Política de residência multiprofissional encerra XI Ciclo de Debates


O último dia do XI Ciclo de debates - Conversando sobre a Estratégia de Saúde da Família, realizado na ENSP entre os dias 2 e 6 de maio, foi dedicado ao tema da residência multiprofissional. A proposta era debater a Política Nacional de Residências, a formação dos profissionais e a necessidade de se enfrentar o uso da residência como um substitutivo de mão de obra no sistema de saúde. Na mesa coordenada pela pesquisadora da ENSP Maria Alice Pessanha, estiveram presentes Laura Camargo Feuerwecker, da USP, no papel de conferencista, e Alice Mariz, da Secretaria Municipal de Saúde do Rio de Janeiro, como debatedora. A tarde ocorreu a formatura da turma 2014/2016 da Residência Multiprofissional da ENSP.

Laura Camargo começou sua fala lembrando do surgimento da residência multiprofissional e de como a conjuntura política vem influenciando na luta para que ela seja implementada plenamente. “Quando surgiu a residência, estávamos vivendo o debate do ato médico e havia uma tensão muito grande. Havia uma proibição formal de que os médicos participassem de qualquer residência multiprofissional. Em seguida, houve o escândalo do Mensalão e negociaram o Ministério da Saúde para o PMDB. Projetos como o Ver-SUS, a Educação Permanente, as residências deixaram de ser prioridade.

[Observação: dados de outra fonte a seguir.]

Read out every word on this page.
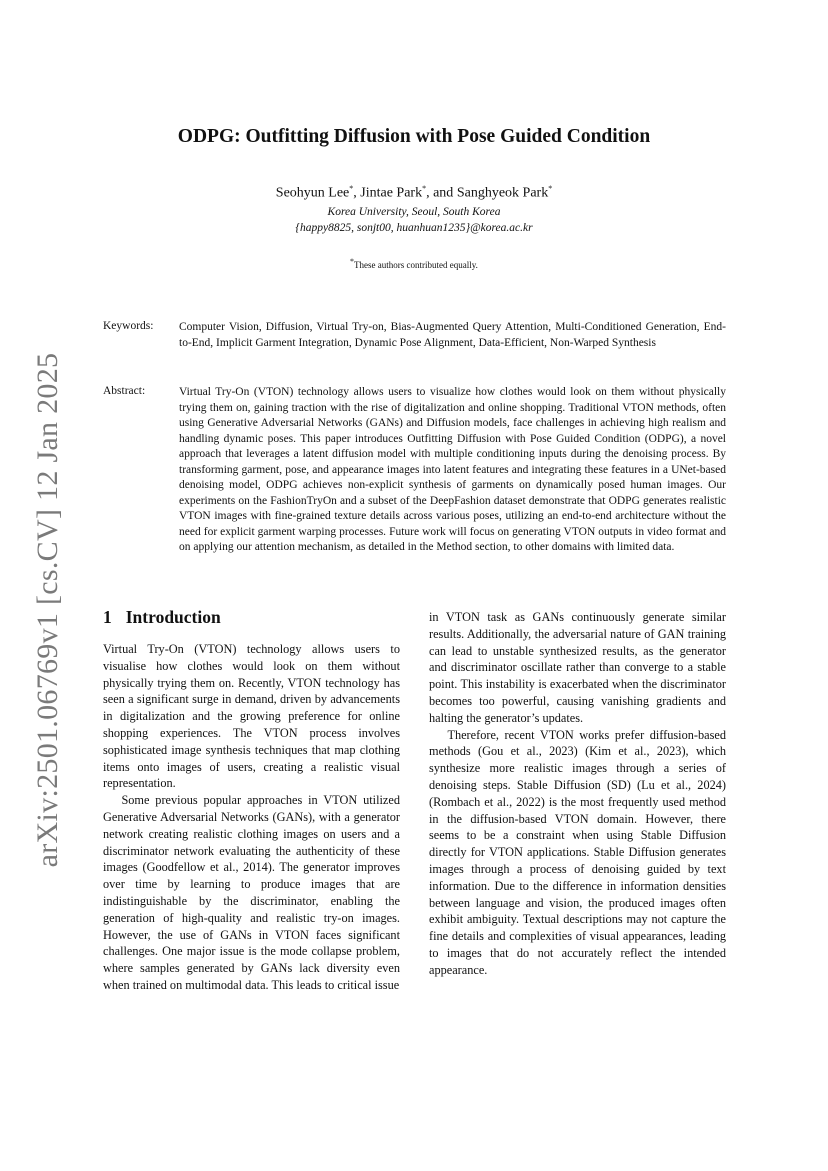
arXiv:2501.06769v1 [cs.CV] 12 Jan 2025
ODPG: Outfitting Diffusion with Pose Guided Condition
Seohyun Lee*, Jintae Park*, and Sanghyeok Park*
Korea University, Seoul, South Korea
{happy8825, sonjt00, huanhuan1235}@korea.ac.kr
*These authors contributed equally.
Keywords: Computer Vision, Diffusion, Virtual Try-on, Bias-Augmented Query Attention, Multi-Conditioned Generation, End-to-End, Implicit Garment Integration, Dynamic Pose Alignment, Data-Efficient, Non-Warped Synthesis
Abstract:	Virtual Try-On (VTON) technology allows users to visualize how clothes would look on them without physically trying them on, gaining traction with the rise of digitalization and online shopping. Traditional VTON methods, often using Generative Adversarial Networks (GANs) and Diffusion models, face challenges in achieving high realism and handling dynamic poses. This paper introduces Outfitting Diffusion with Pose Guided Condition (ODPG), a novel approach that leverages a latent diffusion model with multiple conditioning inputs during the denoising process. By transforming garment, pose, and appearance images into latent features and integrating these features in a UNet-based denoising model, ODPG achieves non-explicit synthesis of garments on dynamically posed human images. Our experiments on the FashionTryOn and a subset of the DeepFashion dataset demonstrate that ODPG generates realistic VTON images with fine-grained texture details across various poses, utilizing an end-to-end architecture without the need for explicit garment warping processes. Future work will focus on generating VTON outputs in video format and on applying our attention mechanism, as detailed in the Method section, to other domains with limited data.
1 Introduction

Virtual Try-On (VTON) technology allows users to visualise how clothes would look on them without physically trying them on. Recently, VTON technology has seen a significant surge in demand, driven by advancements in digitalization and the growing preference for online shopping experiences. The VTON process involves sophisticated image synthesis techniques that map clothing items onto images of users, creating a realistic visual representation.

Some previous popular approaches in VTON utilized Generative Adversarial Networks (GANs), with a generator network creating realistic clothing images on users and a discriminator network evaluating the authenticity of these images (Goodfellow et al., 2014). The generator improves over time by learning to produce images that are indistinguishable by the discriminator, enabling the generation of high-quality and realistic try-on images. However, the use of GANs in VTON faces significant challenges. One major issue is the mode collapse problem, where samples generated by GANs lack diversity even when trained on multimodal data. This leads to critical issue

in VTON task as GANs continuously generate similar results. Additionally, the adversarial nature of GAN training can lead to unstable synthesized results, as the generator and discriminator oscillate rather than converge to a stable point. This instability is exacerbated when the discriminator becomes too powerful, causing vanishing gradients and halting the generator’s updates.

Therefore, recent VTON works prefer diffusion-based methods (Gou et al., 2023) (Kim et al., 2023), which synthesize more realistic images through a series of denoising steps. Stable Diffusion (SD) (Lu et al., 2024) (Rombach et al., 2022) is the most frequently used method in the diffusion-based VTON domain. However, there seems to be a constraint when using Stable Diffusion directly for VTON applications. Stable Diffusion generates images through a process of denoising guided by text information. Due to the difference in information densities between language and vision, the produced images often exhibit ambiguity. Textual descriptions may not capture the fine details and complexities of visual appearances, leading to images that do not accurately reflect the intended appearance.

A ideia passou a ser a de que bastava levar os estudantes para a Estratégia de Saúde da Família (ESF)”.

Segundo Laura, também havia uma dificuldade de se compreender o papel que profissionais como fisioterapeutas ou assistentes sociais desempenhariam na ESF. Além disso, a proposta sofria resistência por parte dos médicos. “As enfermarias estão organizadas a partir de uma lógica médica. As outras profissões não estão organizadas desse modo. Então, acabávamos construindo um dispositivo de residência multiprofissional para se produzir mudanças. Isso começou a trazer questões incômodas para a residência médica”.

Uma outra conjuntura que trouxe dificuldades para a implementação da residência multiprofissional, segundo a pesquisadora, se deu com o surgimento do programa Mais Médicos. “O Ministério da Saúde escolhe qual briga vai comprar. Então, com o Mais médicos, já se tinha que comprar tanta briga com o Ministério da Educação que a residência multiprofissional deixou de ser prioridade”.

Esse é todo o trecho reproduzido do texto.